Thursday, June 11, 2009

SHE WAS JUST A GIRL (Robert McCarthy)

He didn’t understand what she was saying.

“What?” he asked.
“I’m breaking up with you” she said in a flat tone.

He raised his hand to his forehead and began rustling his hair.

She was staring at him plainly with no emotion. From Andrew’s perspective she looked as beautiful as ever, but from his face I could tell he wanted to kill her.

I sat on the adjacent table eyeing the whole situation, while sipping on my cup of black. The diner we sat in smelled of cigarettes and bread. There were roughly ten people in the restaurant, from what I could see.

I could tell she chose this location because of the public nature of the place. If he started to complain or give out, he would look like the bad person of the situation. She was just a girl after all.

“Why?” his tone began to change from impartiality to passive aggression.

“It’s just not working out, you know how it is”. She looked at her nails and then to him, in order of which she had most care for.

I raised my newspaper to hide the smile which came across my face. I found this whole thing quite hilarious.

“Why can’t you give me a straight answer, I should have known this was coming. I should have known all along. You’re all the same. Lure people in with your deceit and then strike. Snakes, all of ye, snakes.”

He was moving out from the table gradually while still speaking.

“Never trust a woman. Never. Not after tonight. Oh no, never again.”

With that he got up and began moving towards the door, still shouting as he went. “Never to be trusted, never!”

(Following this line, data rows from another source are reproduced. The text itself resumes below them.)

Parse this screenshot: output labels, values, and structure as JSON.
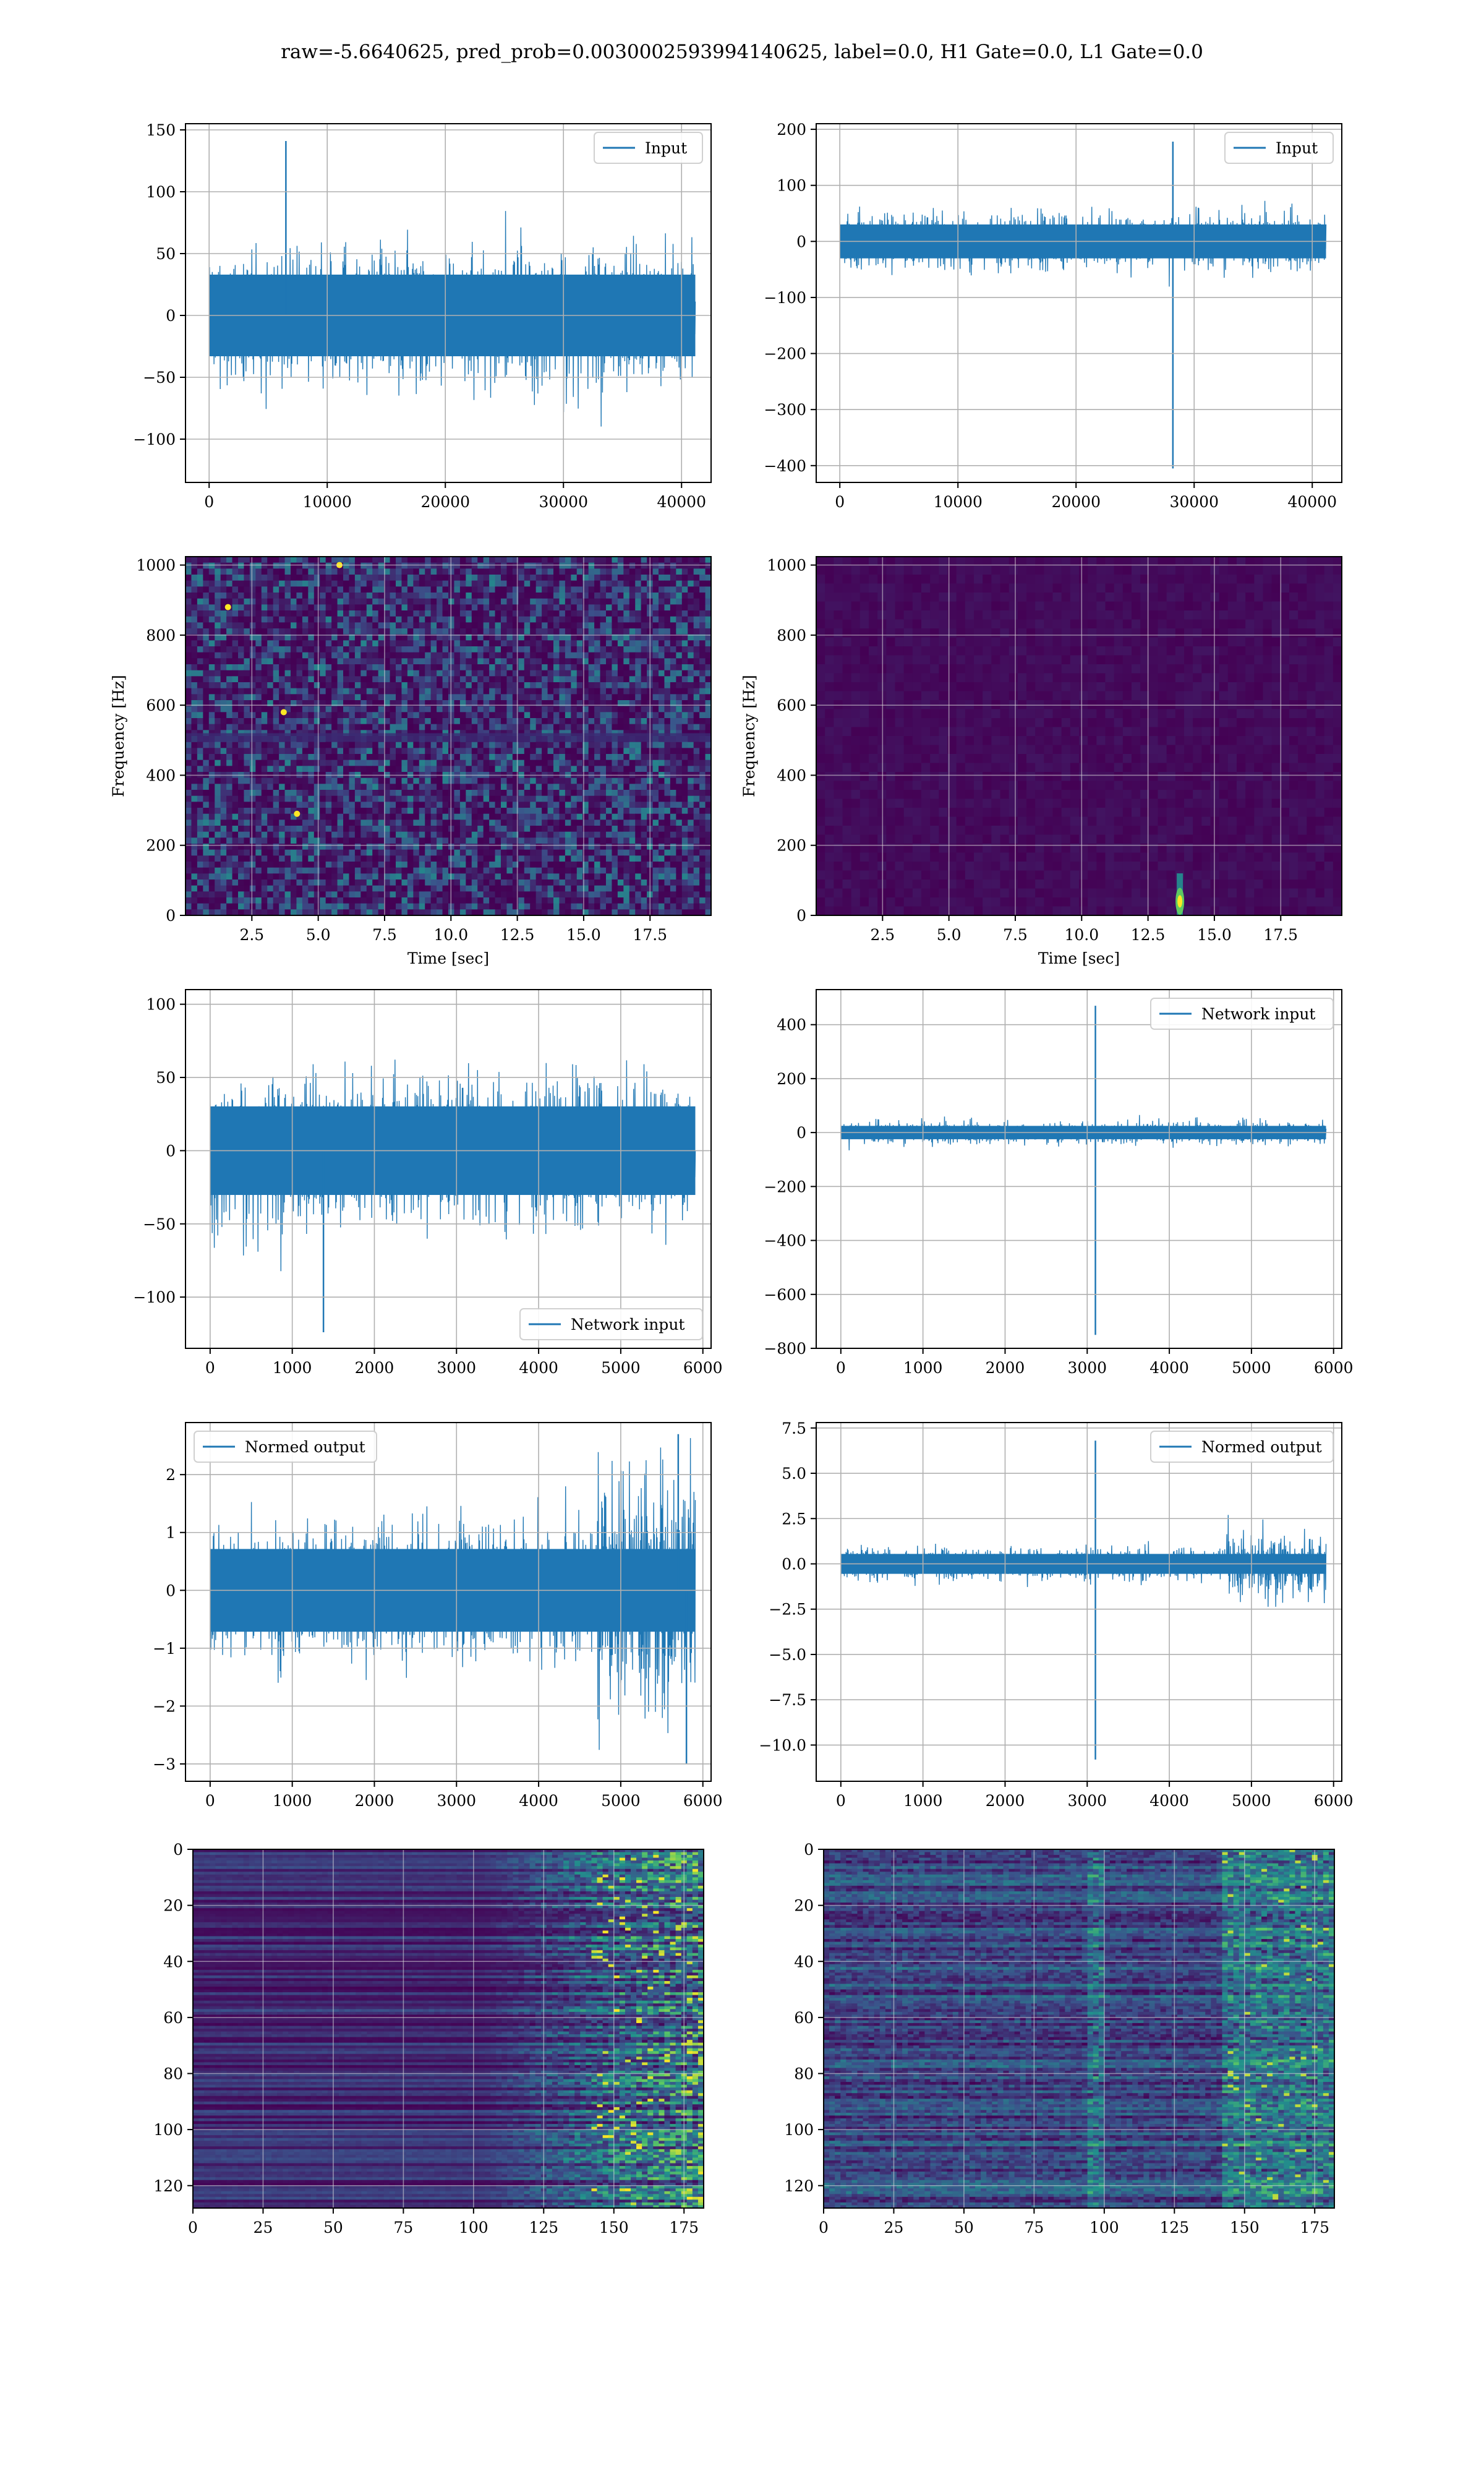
{
  "title": "raw=-5.6640625, pred_prob=0.0030002593994140625, label=0.0, H1 Gate=0.0, L1 Gate=0.0",
  "colors": {
    "line": "#1f77b4",
    "grid": "#b0b0b0",
    "spine": "#000000",
    "viridis": [
      "#440154",
      "#3b528b",
      "#21918c",
      "#5ec962",
      "#fde725"
    ]
  },
  "chart_data": [
    {
      "type": "line",
      "id": "input-h1",
      "series": [
        {
          "name": "Input",
          "noise": 60,
          "spikes": [
            {
              "x": 6500,
              "y": 141
            }
          ]
        }
      ],
      "xlim": [
        -2000,
        42500
      ],
      "ylim": [
        -135,
        155
      ],
      "xticks": [
        0,
        10000,
        20000,
        30000,
        40000
      ],
      "yticks": [
        -100,
        -50,
        0,
        50,
        100,
        150
      ],
      "xlabel": "",
      "ylabel": "",
      "legend": "upper right",
      "grid": true
    },
    {
      "type": "line",
      "id": "input-l1",
      "series": [
        {
          "name": "Input",
          "noise": 55,
          "spikes": [
            {
              "x": 28200,
              "y": 178
            },
            {
              "x": 28200,
              "y": -405
            }
          ]
        }
      ],
      "xlim": [
        -2000,
        42500
      ],
      "ylim": [
        -430,
        210
      ],
      "xticks": [
        0,
        10000,
        20000,
        30000,
        40000
      ],
      "yticks": [
        -400,
        -300,
        -200,
        -100,
        0,
        100,
        200
      ],
      "xlabel": "",
      "ylabel": "",
      "legend": "upper right",
      "grid": true
    },
    {
      "type": "heatmap",
      "id": "spectrogram-h1",
      "pattern": "noise",
      "xlim": [
        0,
        19.8
      ],
      "ylim": [
        0,
        1024
      ],
      "xticks": [
        2.5,
        5.0,
        7.5,
        10.0,
        12.5,
        15.0,
        17.5
      ],
      "yticks": [
        0,
        200,
        400,
        600,
        800,
        1000
      ],
      "xlabel": "Time [sec]",
      "ylabel": "Frequency [Hz]",
      "grid": true
    },
    {
      "type": "heatmap",
      "id": "spectrogram-l1",
      "pattern": "glitch",
      "glitch_t": 13.7,
      "xlim": [
        0,
        19.8
      ],
      "ylim": [
        0,
        1024
      ],
      "xticks": [
        2.5,
        5.0,
        7.5,
        10.0,
        12.5,
        15.0,
        17.5
      ],
      "yticks": [
        0,
        200,
        400,
        600,
        800,
        1000
      ],
      "xlabel": "Time [sec]",
      "ylabel": "Frequency [Hz]",
      "grid": true
    },
    {
      "type": "line",
      "id": "network-input-h1",
      "series": [
        {
          "name": "Network input",
          "noise": 55,
          "spikes": [
            {
              "x": 1380,
              "y": -124
            }
          ]
        }
      ],
      "xlim": [
        -300,
        6100
      ],
      "ylim": [
        -135,
        110
      ],
      "xticks": [
        0,
        1000,
        2000,
        3000,
        4000,
        5000,
        6000
      ],
      "yticks": [
        -100,
        -50,
        0,
        50,
        100
      ],
      "xlabel": "",
      "ylabel": "",
      "legend": "lower right",
      "grid": true
    },
    {
      "type": "line",
      "id": "network-input-l1",
      "series": [
        {
          "name": "Network input",
          "noise": 45,
          "spikes": [
            {
              "x": 3100,
              "y": 470
            },
            {
              "x": 3100,
              "y": -750
            }
          ]
        }
      ],
      "xlim": [
        -300,
        6100
      ],
      "ylim": [
        -800,
        530
      ],
      "xticks": [
        0,
        1000,
        2000,
        3000,
        4000,
        5000,
        6000
      ],
      "yticks": [
        -800,
        -600,
        -400,
        -200,
        0,
        200,
        400
      ],
      "xlabel": "",
      "ylabel": "",
      "legend": "upper right",
      "grid": true
    },
    {
      "type": "line",
      "id": "normed-output-h1",
      "series": [
        {
          "name": "Normed output",
          "noise": 1.3,
          "spikes": [
            {
              "x": 5800,
              "y": -3.0
            },
            {
              "x": 5700,
              "y": 2.7
            }
          ]
        }
      ],
      "xlim": [
        -300,
        6100
      ],
      "ylim": [
        -3.3,
        2.9
      ],
      "xticks": [
        0,
        1000,
        2000,
        3000,
        4000,
        5000,
        6000
      ],
      "yticks": [
        -3,
        -2,
        -1,
        0,
        1,
        2
      ],
      "xlabel": "",
      "ylabel": "",
      "legend": "upper left",
      "grid": true
    },
    {
      "type": "line",
      "id": "normed-output-l1",
      "series": [
        {
          "name": "Normed output",
          "noise": 1.0,
          "spikes": [
            {
              "x": 3100,
              "y": 6.8
            },
            {
              "x": 3100,
              "y": -10.8
            }
          ]
        }
      ],
      "xlim": [
        -300,
        6100
      ],
      "ylim": [
        -12.0,
        7.8
      ],
      "xticks": [
        0,
        1000,
        2000,
        3000,
        4000,
        5000,
        6000
      ],
      "yticks": [
        -10.0,
        -7.5,
        -5.0,
        -2.5,
        0.0,
        2.5,
        5.0,
        7.5
      ],
      "xlabel": "",
      "ylabel": "",
      "legend": "upper right",
      "grid": true
    },
    {
      "type": "heatmap",
      "id": "feature-map-h1",
      "pattern": "rows-h1",
      "xlim": [
        0,
        182
      ],
      "ylim": [
        128,
        0
      ],
      "xticks": [
        0,
        25,
        50,
        75,
        100,
        125,
        150,
        175
      ],
      "yticks": [
        0,
        20,
        40,
        60,
        80,
        100,
        120
      ],
      "xlabel": "",
      "ylabel": "",
      "grid": true
    },
    {
      "type": "heatmap",
      "id": "feature-map-l1",
      "pattern": "rows-l1",
      "xlim": [
        0,
        182
      ],
      "ylim": [
        128,
        0
      ],
      "xticks": [
        0,
        25,
        50,
        75,
        100,
        125,
        150,
        175
      ],
      "yticks": [
        0,
        20,
        40,
        60,
        80,
        100,
        120
      ],
      "xlabel": "",
      "ylabel": "",
      "grid": true
    }
  ]
}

I eyed him the whole way and then adjusted my attention back to the girl at the table. There was a rye smile on her face. The kind of smile you see sneaking across the face of a comic book villain. She walked out the door and turned right.

I took off my glasses and cleaned them before folding up my paper and downing the last few drops of my bitter cup of coffee. I left a fiver on the table and got up. I walked through the door and turned left.

I woke up the following morning at exactly 11.00 a.m. Luckily, the coffee in my house wasn’t as bad as that of the diner. I bought the best, and only the best.

I turned on the television to brighten my day but the story of an over-turned train in southern Germany darkened the mood.

“… and with the body count now at 126 and still rising, this is has now become the worst public transport accident in the last 25 years…”

There is something inside all of us which finds humour in the morbid. I think it’s the fragile nature of mortality, that the life which we lead and have so many plans for can be wiped out in a second.

I finished my coffee and got dressed.

I went to my room and opened my closet.

A pale hand fell from between my pairs of immaculately preserved pants and I fell backwards with shock.

It was her.

The girl from the restaurant. The break-up girl.

But how? Why? I ran out of the room and out my front door.

I was somehow transported into the diner again. What was going on? I looked around and it was entirely empty. Not a soul in sight.

I opened my eyes.

She was staring at him plainly with no emotion. From Andrew’s perspective she looked as beautiful as ever, but from his face I could tell he wanted to kill her.

I sat on the adjacent table eyeing the whole situation, while sipping on my cup of black. The diner we sat in smelled of cigarettes and bread. There were roughly ten people in the restaurant, from what I could see.

I could tell she chose this location because of the public nature of the place. If he started to complain or give out, he would look like the bad person of the situation. She was just a girl after all.